One good reason to use CSS with the <object> tag when embedding Curl applets in HTML is that you can specify the media type in the style sheet.
When the media type is "screen" I set the view to 100% sizes for HTML, BODY nd OBJECT.
But when I have copyrighted text to present, I set the values of height and width to minimal pixel non-zero values for HTML, BODY and OBJECT in the separate style for "print" media.
In Curl we ususally suppress the developer menu popup with {disable-inspection-gesture}.

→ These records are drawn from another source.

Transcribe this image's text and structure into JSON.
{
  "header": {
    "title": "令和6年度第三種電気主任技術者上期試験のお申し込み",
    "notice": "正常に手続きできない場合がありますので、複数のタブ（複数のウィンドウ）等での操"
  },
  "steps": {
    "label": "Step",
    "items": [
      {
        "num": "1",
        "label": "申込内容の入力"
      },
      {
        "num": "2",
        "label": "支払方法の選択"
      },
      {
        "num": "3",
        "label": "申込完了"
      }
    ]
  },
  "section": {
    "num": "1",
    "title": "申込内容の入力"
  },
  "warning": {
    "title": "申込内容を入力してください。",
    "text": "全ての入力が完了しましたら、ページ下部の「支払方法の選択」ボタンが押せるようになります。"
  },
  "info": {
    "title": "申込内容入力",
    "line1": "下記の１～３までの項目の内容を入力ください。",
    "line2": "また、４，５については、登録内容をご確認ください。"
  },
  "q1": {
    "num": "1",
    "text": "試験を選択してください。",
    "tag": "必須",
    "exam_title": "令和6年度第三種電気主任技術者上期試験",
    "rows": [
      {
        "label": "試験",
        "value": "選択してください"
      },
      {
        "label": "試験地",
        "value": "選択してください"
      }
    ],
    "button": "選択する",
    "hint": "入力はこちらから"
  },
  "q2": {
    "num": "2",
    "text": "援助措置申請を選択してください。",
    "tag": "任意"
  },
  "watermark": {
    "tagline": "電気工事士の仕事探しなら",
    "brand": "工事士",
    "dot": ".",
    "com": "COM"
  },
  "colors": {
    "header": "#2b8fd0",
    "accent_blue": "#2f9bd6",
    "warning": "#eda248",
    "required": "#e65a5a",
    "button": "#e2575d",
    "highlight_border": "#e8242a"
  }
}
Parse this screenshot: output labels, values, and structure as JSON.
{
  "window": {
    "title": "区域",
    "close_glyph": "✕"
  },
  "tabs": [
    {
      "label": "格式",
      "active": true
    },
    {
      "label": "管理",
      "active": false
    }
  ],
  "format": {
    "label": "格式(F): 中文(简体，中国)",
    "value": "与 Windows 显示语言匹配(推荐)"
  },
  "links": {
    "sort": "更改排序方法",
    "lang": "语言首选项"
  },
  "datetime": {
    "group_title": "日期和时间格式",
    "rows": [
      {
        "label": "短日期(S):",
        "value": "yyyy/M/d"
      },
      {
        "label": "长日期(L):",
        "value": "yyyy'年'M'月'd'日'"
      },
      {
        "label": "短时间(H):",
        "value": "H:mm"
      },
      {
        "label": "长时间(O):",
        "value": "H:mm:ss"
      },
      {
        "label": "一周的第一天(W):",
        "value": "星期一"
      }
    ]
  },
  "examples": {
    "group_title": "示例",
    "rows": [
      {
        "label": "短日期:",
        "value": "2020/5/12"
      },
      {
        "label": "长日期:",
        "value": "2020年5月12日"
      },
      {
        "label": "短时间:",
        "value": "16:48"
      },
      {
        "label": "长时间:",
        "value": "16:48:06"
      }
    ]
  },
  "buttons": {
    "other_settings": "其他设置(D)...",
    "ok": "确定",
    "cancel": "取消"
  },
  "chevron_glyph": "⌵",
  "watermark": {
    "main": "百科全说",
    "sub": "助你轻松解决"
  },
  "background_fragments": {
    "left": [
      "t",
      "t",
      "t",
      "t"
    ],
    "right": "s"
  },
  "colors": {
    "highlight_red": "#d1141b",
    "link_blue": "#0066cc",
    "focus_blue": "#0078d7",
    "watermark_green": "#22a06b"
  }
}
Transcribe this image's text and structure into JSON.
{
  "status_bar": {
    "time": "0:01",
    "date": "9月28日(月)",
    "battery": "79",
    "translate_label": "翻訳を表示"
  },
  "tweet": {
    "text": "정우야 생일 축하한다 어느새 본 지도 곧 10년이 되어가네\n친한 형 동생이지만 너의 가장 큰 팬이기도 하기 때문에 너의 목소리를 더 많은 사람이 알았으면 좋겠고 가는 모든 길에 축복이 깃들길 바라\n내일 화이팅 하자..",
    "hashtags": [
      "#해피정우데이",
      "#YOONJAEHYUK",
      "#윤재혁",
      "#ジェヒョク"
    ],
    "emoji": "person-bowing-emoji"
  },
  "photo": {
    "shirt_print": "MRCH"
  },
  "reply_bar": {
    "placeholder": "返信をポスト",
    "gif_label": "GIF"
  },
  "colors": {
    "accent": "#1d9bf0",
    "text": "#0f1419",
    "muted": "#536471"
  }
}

For the top-level graphic, we can suppress the context menu with
my-graphic.add-event-handler
{on evt:AttachEvent do
set evt.root-frame.context-menu-for-view = null
}
You can even simply pass
{on evt:AttachEvent do
set evt.root-frame.context-menu-for-view = null
}
to a {paragraph } that is an outer wrapper ( I do this in a custom {view-only} text procedure.)
Whether or not selection is left enabled, IE will still have Select-all enabled and then Copy will enable on the browser Edit menu - but nothing is captured.

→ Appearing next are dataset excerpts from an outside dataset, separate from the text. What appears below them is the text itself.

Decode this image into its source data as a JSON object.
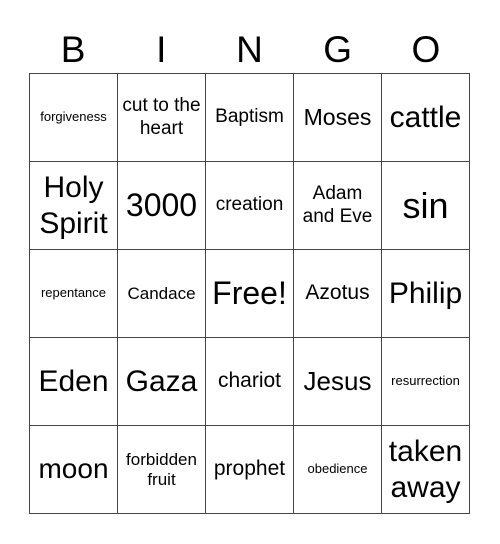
{
  "card": {
    "header": [
      "B",
      "I",
      "N",
      "G",
      "O"
    ],
    "rows": [
      [
        "forgiveness",
        "cut to the heart",
        "Baptism",
        "Moses",
        "cattle"
      ],
      [
        "Holy Spirit",
        "3000",
        "creation",
        "Adam and Eve",
        "sin"
      ],
      [
        "repentance",
        "Candace",
        "Free!",
        "Azotus",
        "Philip"
      ],
      [
        "Eden",
        "Gaza",
        "chariot",
        "Jesus",
        "resurrection"
      ],
      [
        "moon",
        "forbidden fruit",
        "prophet",
        "obedience",
        "taken away"
      ]
    ],
    "free_space": "Free!"
  }
}
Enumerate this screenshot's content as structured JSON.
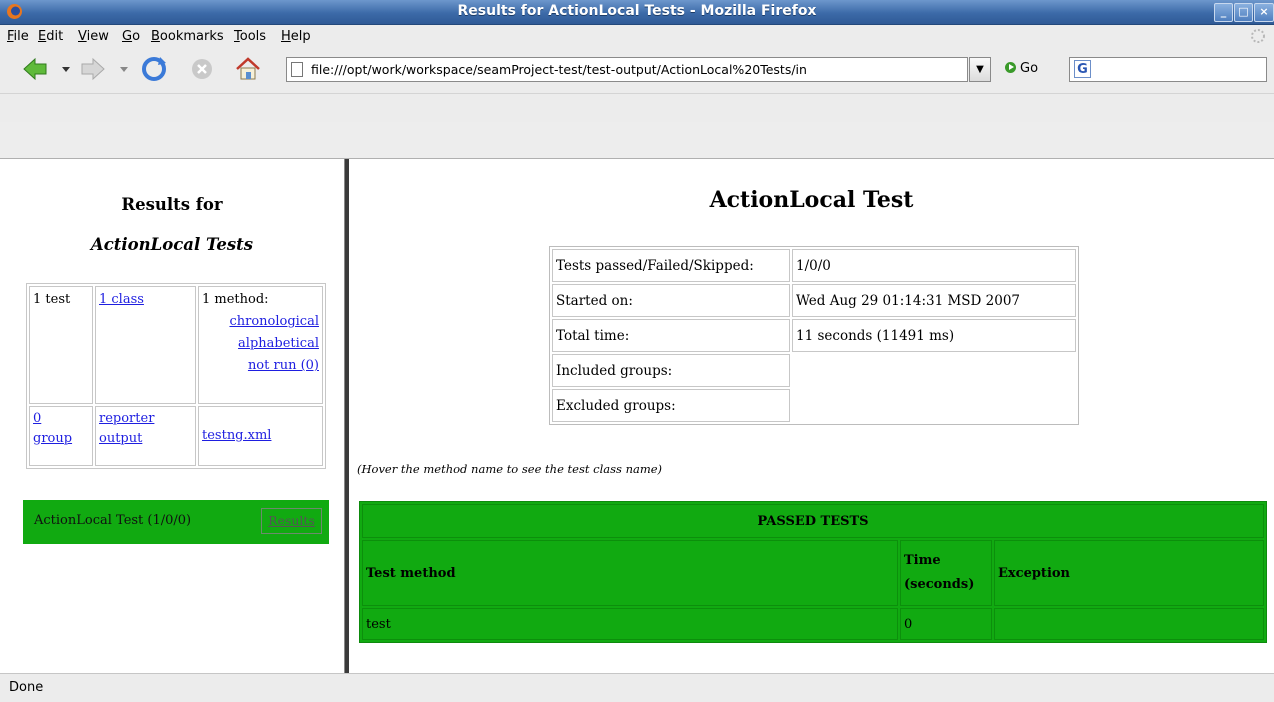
{
  "window": {
    "title": "Results for ActionLocal Tests - Mozilla Firefox",
    "controls": [
      "_",
      "□",
      "×"
    ]
  },
  "menubar": {
    "items": [
      "File",
      "Edit",
      "View",
      "Go",
      "Bookmarks",
      "Tools",
      "Help"
    ]
  },
  "navbar": {
    "url": "file:///opt/work/workspace/seamProject-test/test-output/ActionLocal%20Tests/in",
    "go_label": "Go",
    "search_engine_glyph": "G"
  },
  "left_frame": {
    "heading_line1": "Results for",
    "heading_line2": "ActionLocal Tests",
    "summary": {
      "test_count": "1 test",
      "class_link": "1 class",
      "method_label": "1 method:",
      "chronological_link": "chronological",
      "alphabetical_link": "alphabetical",
      "not_run_link": "not run (0)",
      "group_link_number": "0",
      "group_link_word": "group",
      "reporter_link_line1": "reporter",
      "reporter_link_line2": "output",
      "testng_link": "testng.xml"
    },
    "test_entry": {
      "name": "ActionLocal Test (1/0/0)",
      "results_link": "Results"
    }
  },
  "right_frame": {
    "title": "ActionLocal Test",
    "info_rows": [
      {
        "label": "Tests passed/Failed/Skipped:",
        "value": "1/0/0"
      },
      {
        "label": "Started on:",
        "value": "Wed Aug 29 01:14:31 MSD 2007"
      },
      {
        "label": "Total time:",
        "value": "11 seconds (11491 ms)"
      },
      {
        "label": "Included groups:",
        "value": ""
      },
      {
        "label": "Excluded groups:",
        "value": ""
      }
    ],
    "hover_note": "(Hover the method name to see the test class name)",
    "passed_tests": {
      "title": "PASSED TESTS",
      "columns": {
        "method": "Test method",
        "time_line1": "Time",
        "time_line2": "(seconds)",
        "exception": "Exception"
      },
      "rows": [
        {
          "method": "test",
          "time": "0",
          "exception": ""
        }
      ]
    }
  },
  "status": {
    "text": "Done"
  },
  "colors": {
    "passed_green": "#11aa11",
    "link_blue": "#1e1ee0",
    "titlebar_blue": "#3c6aa8"
  }
}
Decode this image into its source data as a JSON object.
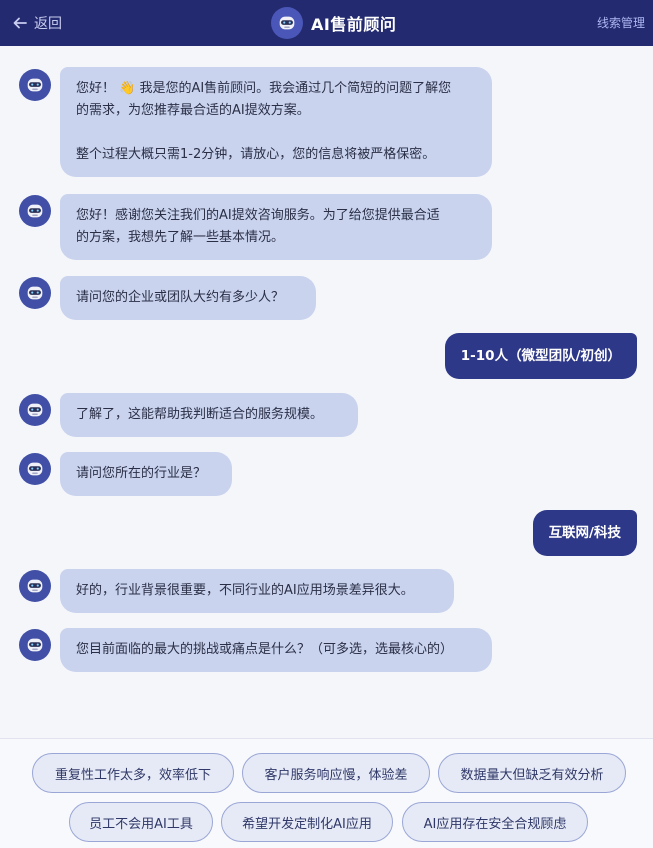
{
  "header": {
    "back_label": "返回",
    "title": "AI售前顾问",
    "leads_label": "线索管理"
  },
  "messages": [
    {
      "role": "ai",
      "lines": [
        "您好！ 👋 我是您的AI售前顾问。我会通过几个简短的问题了解您",
        "的需求，为您推荐最合适的AI提效方案。",
        "",
        "整个过程大概只需1-2分钟，请放心，您的信息将被严格保密。"
      ]
    },
    {
      "role": "ai",
      "lines": [
        "您好！感谢您关注我们的AI提效咨询服务。为了给您提供最合适",
        "的方案，我想先了解一些基本情况。"
      ]
    },
    {
      "role": "ai",
      "lines": [
        "请问您的企业或团队大约有多少人？"
      ]
    },
    {
      "role": "user",
      "text": "1-10人（微型团队/初创）"
    },
    {
      "role": "ai",
      "lines": [
        "了解了，这能帮助我判断适合的服务规模。"
      ]
    },
    {
      "role": "ai",
      "lines": [
        "请问您所在的行业是？"
      ]
    },
    {
      "role": "user",
      "text": "互联网/科技"
    },
    {
      "role": "ai",
      "lines": [
        "好的，行业背景很重要，不同行业的AI应用场景差异很大。"
      ]
    },
    {
      "role": "ai",
      "lines": [
        "您目前面临的最大的挑战或痛点是什么？（可多选，选最核心的）"
      ]
    }
  ],
  "options": [
    "重复性工作太多，效率低下",
    "客户服务响应慢，体验差",
    "数据量大但缺乏有效分析",
    "员工不会用AI工具",
    "希望开发定制化AI应用",
    "AI应用存在安全合规顾虑"
  ],
  "colors": {
    "header_bg": "#232a6f",
    "ai_bubble": "#c9d3ee",
    "user_bubble": "#2e3888",
    "avatar": "#4150a6"
  },
  "icons": {
    "back": "arrow-left-icon",
    "avatar": "robot-icon"
  }
}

If you have set a title for you page, the print view in the browser offers just about that much.
By monitoring mouse events and key events and/or using a splash screen you can also keep the clipboard clear and block Screen Print/capture activities when you want a document to be "for-your-eyes-only".

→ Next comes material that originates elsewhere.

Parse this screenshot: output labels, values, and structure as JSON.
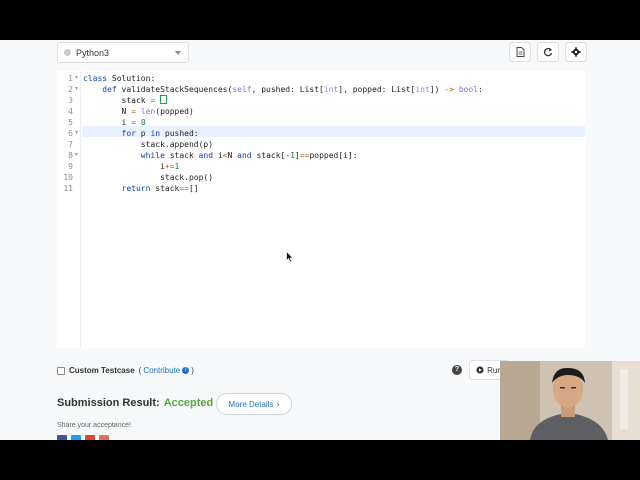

By using just the outer wrapper to suppress the context menu, you can encourage users to register, respect copyright or others restrict access to text resources such as restricted technical or policy papers or pre-prints of not-for-release materials. For registered users, you point to a page with a stub for that wrapper - but the Curl markup of a text need not change. It remains a simple, useful, readable and elegant as ever.